"I'm old school. In the same way humans have for at least 67,800 years, I make marks with something runny on a flattish surface. Despite the growth of digital imaging over the past 40 years, I can't even do Photoshop. That's why I wanted to see what would happen if my friend and colleague Ella Baron and I had a cartoon-off, drawing the same topic to the same deadline, because she works exclusively digitally."
"My ludditism lies in my love of the tactility of the pencils, pens and brushes I use caressing and snagging on the paper. I also like the jeopardy, dancing with deadlines or not knowing if doing that wash in that way at this point is going to work or completely ruin the image. This lack of certainty is what makes my job fun (it's standard seat-of-the-pants journalism)."

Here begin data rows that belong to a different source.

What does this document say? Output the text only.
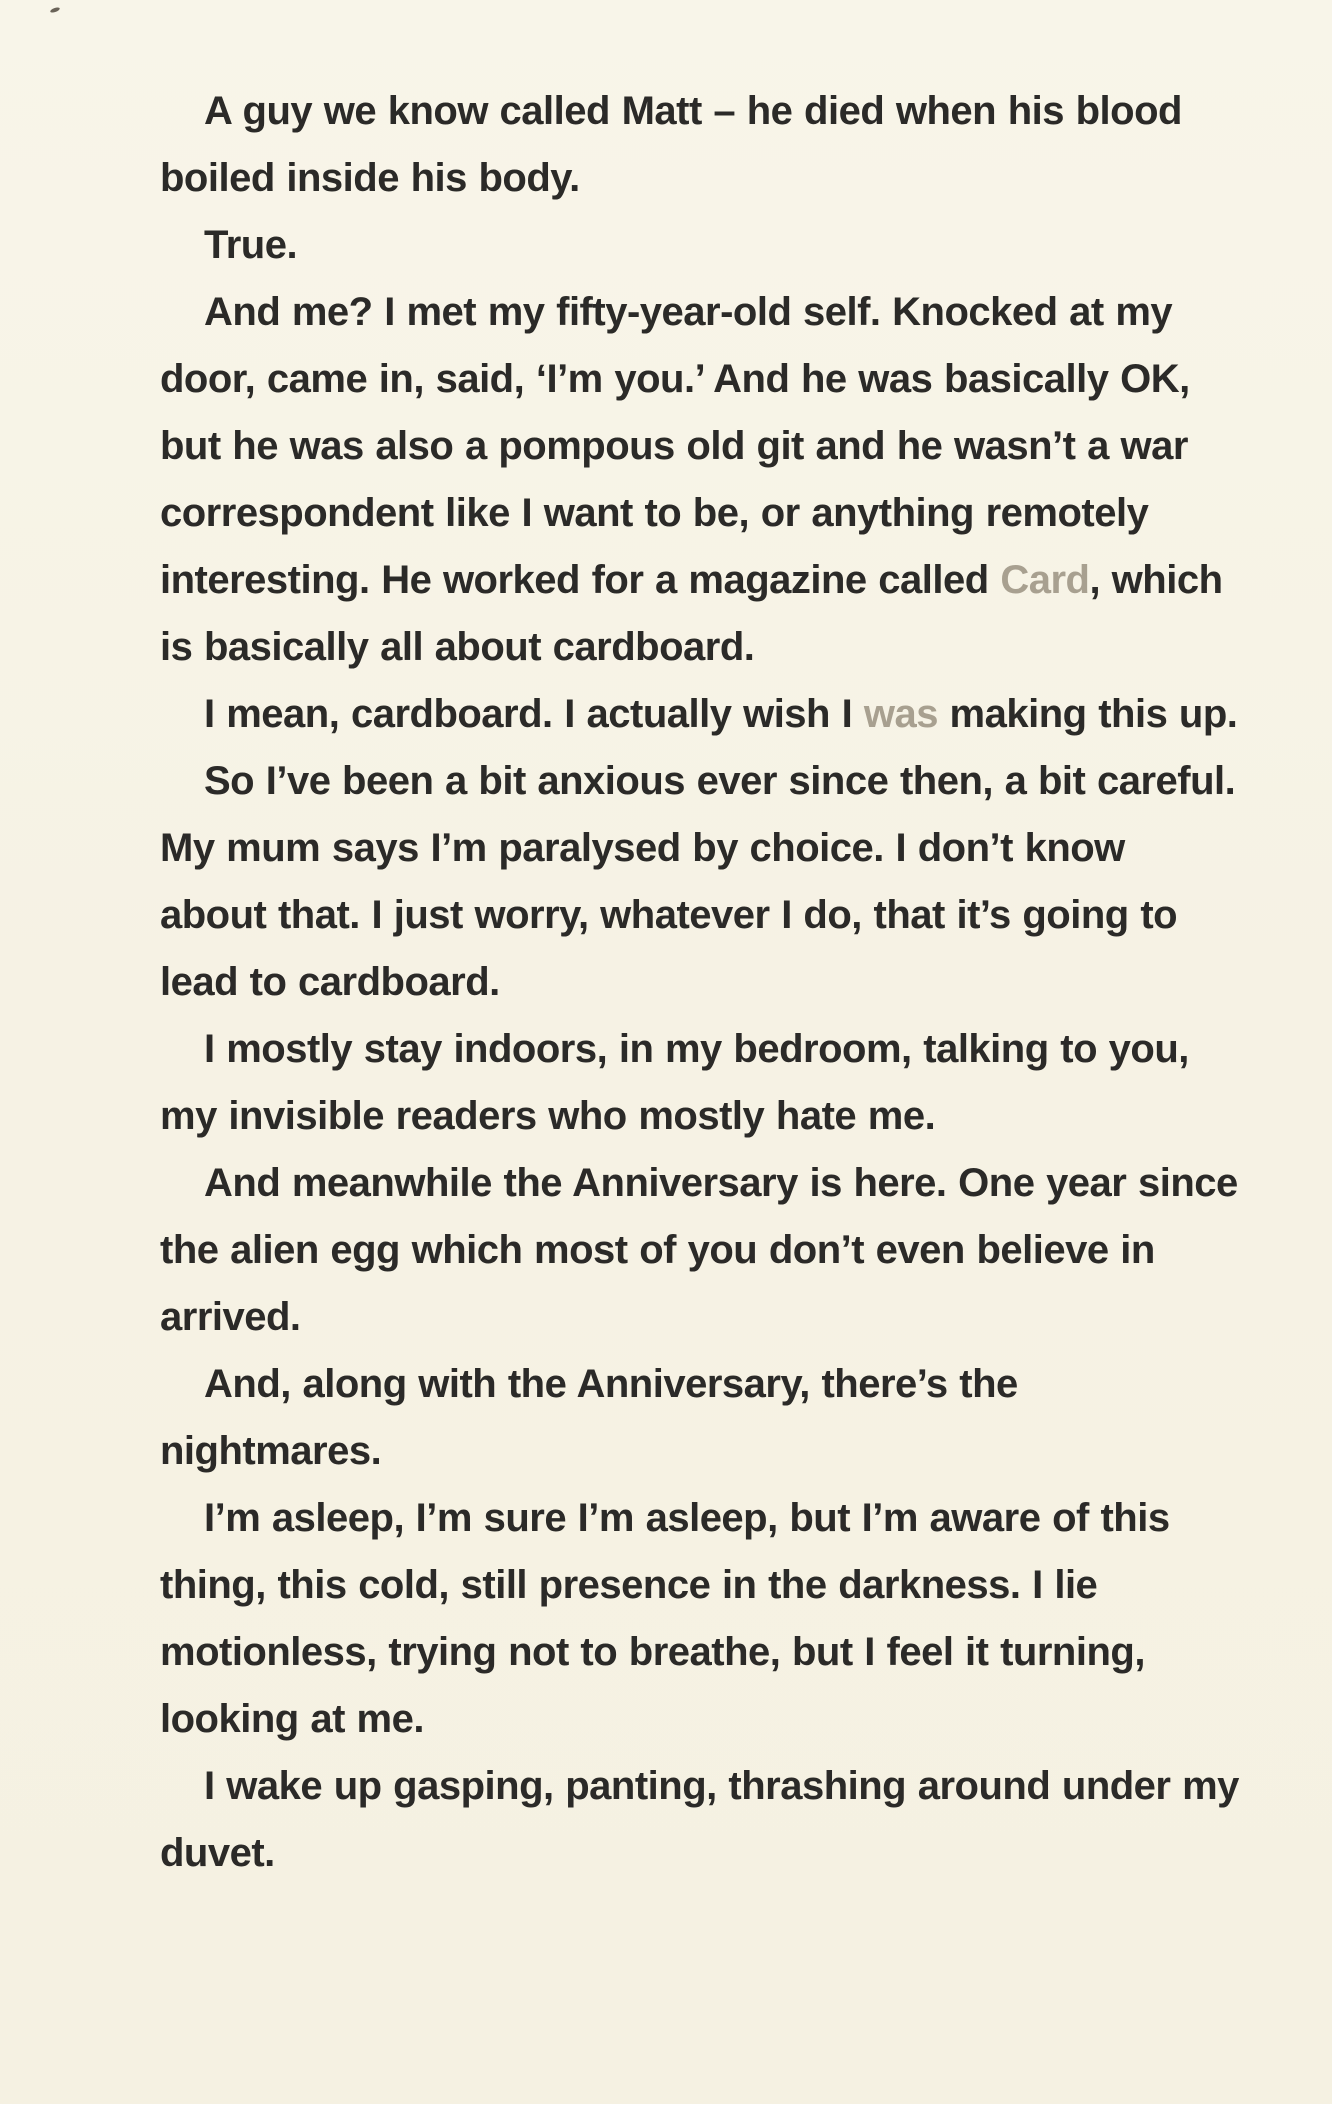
A guy we know called Matt – he died when his blood boiled inside his body.

True.

And me? I met my fifty-year-old self. Knocked at my door, came in, said, ‘I’m you.’ And he was basically OK, but he was also a pompous old git and he wasn’t a war correspondent like I want to be, or anything remotely interesting. He worked for a magazine called Card, which is basically all about cardboard.

I mean, cardboard. I actually wish I was making this up.

So I’ve been a bit anxious ever since then, a bit careful. My mum says I’m paralysed by choice. I don’t know about that. I just worry, whatever I do, that it’s going to lead to cardboard.

I mostly stay indoors, in my bedroom, talking to you, my invisible readers who mostly hate me.

And meanwhile the Anniversary is here. One year since the alien egg which most of you don’t even believe in arrived.

And, along with the Anniversary, there’s the nightmares.

I’m asleep, I’m sure I’m asleep, but I’m aware of this thing, this cold, still presence in the darkness. I lie motionless, trying not to breathe, but I feel it turning, looking at me.

I wake up gasping, panting, thrashing around under my duvet.
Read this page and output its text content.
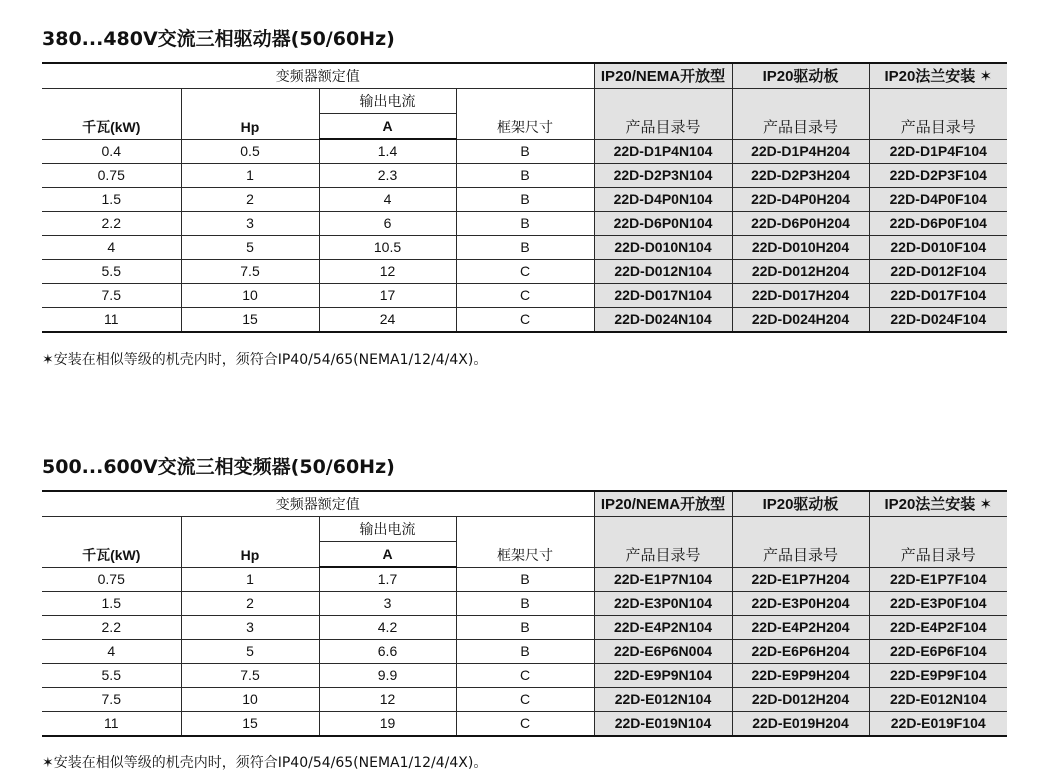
380...480V交流三相驱动器(50/60Hz)
变频器额定值				IP20/NEMA开放型	IP20驱动板	IP20法兰安装 ✶
千瓦(kW)	Hp	输出电流	框架尺寸	产品目录号	产品目录号	产品目录号
		A				
0.4	0.5	1.4	B	22D-D1P4N104	22D-D1P4H204	22D-D1P4F104
0.75	1	2.3	B	22D-D2P3N104	22D-D2P3H204	22D-D2P3F104
1.5	2	4	B	22D-D4P0N104	22D-D4P0H204	22D-D4P0F104
2.2	3	6	B	22D-D6P0N104	22D-D6P0H204	22D-D6P0F104
4	5	10.5	B	22D-D010N104	22D-D010H204	22D-D010F104
5.5	7.5	12	C	22D-D012N104	22D-D012H204	22D-D012F104
7.5	10	17	C	22D-D017N104	22D-D017H204	22D-D017F104
11	15	24	C	22D-D024N104	22D-D024H204	22D-D024F104
✶安装在相似等级的机壳内时，须符合IP40/54/65(NEMA1/12/4/4X)。
500...600V交流三相变频器(50/60Hz)
变频器额定值				IP20/NEMA开放型	IP20驱动板	IP20法兰安装 ✶
千瓦(kW)	Hp	输出电流	框架尺寸	产品目录号	产品目录号	产品目录号
		A				
0.75	1	1.7	B	22D-E1P7N104	22D-E1P7H204	22D-E1P7F104
1.5	2	3	B	22D-E3P0N104	22D-E3P0H204	22D-E3P0F104
2.2	3	4.2	B	22D-E4P2N104	22D-E4P2H204	22D-E4P2F104
4	5	6.6	B	22D-E6P6N004	22D-E6P6H204	22D-E6P6F104
5.5	7.5	9.9	C	22D-E9P9N104	22D-E9P9H204	22D-E9P9F104
7.5	10	12	C	22D-E012N104	22D-D012H204	22D-E012N104
11	15	19	C	22D-E019N104	22D-E019H204	22D-E019F104
✶安装在相似等级的机壳内时，须符合IP40/54/65(NEMA1/12/4/4X)。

Martin Rowson and Ella Baron created same-day cartoons of Trump against a backdrop of global turmoil, using contrasting methods and visual ideas. Rowson uses traditional pencils, pens and brushes, values tactility and the uncertainty of washes, refuses to use Photoshop, and draws inspiration from Ronald Searle and Ralph Steadman. Baron works exclusively digitally and proposed a dystopian composition of Trump squatting in a nest amid spoils; Rowson chose a warped King Lear tableau with snickering world leaders. Both artists face deadlines, enjoy the challenges and joys of political cartooning, and exchange lessons across analogue and digital practices.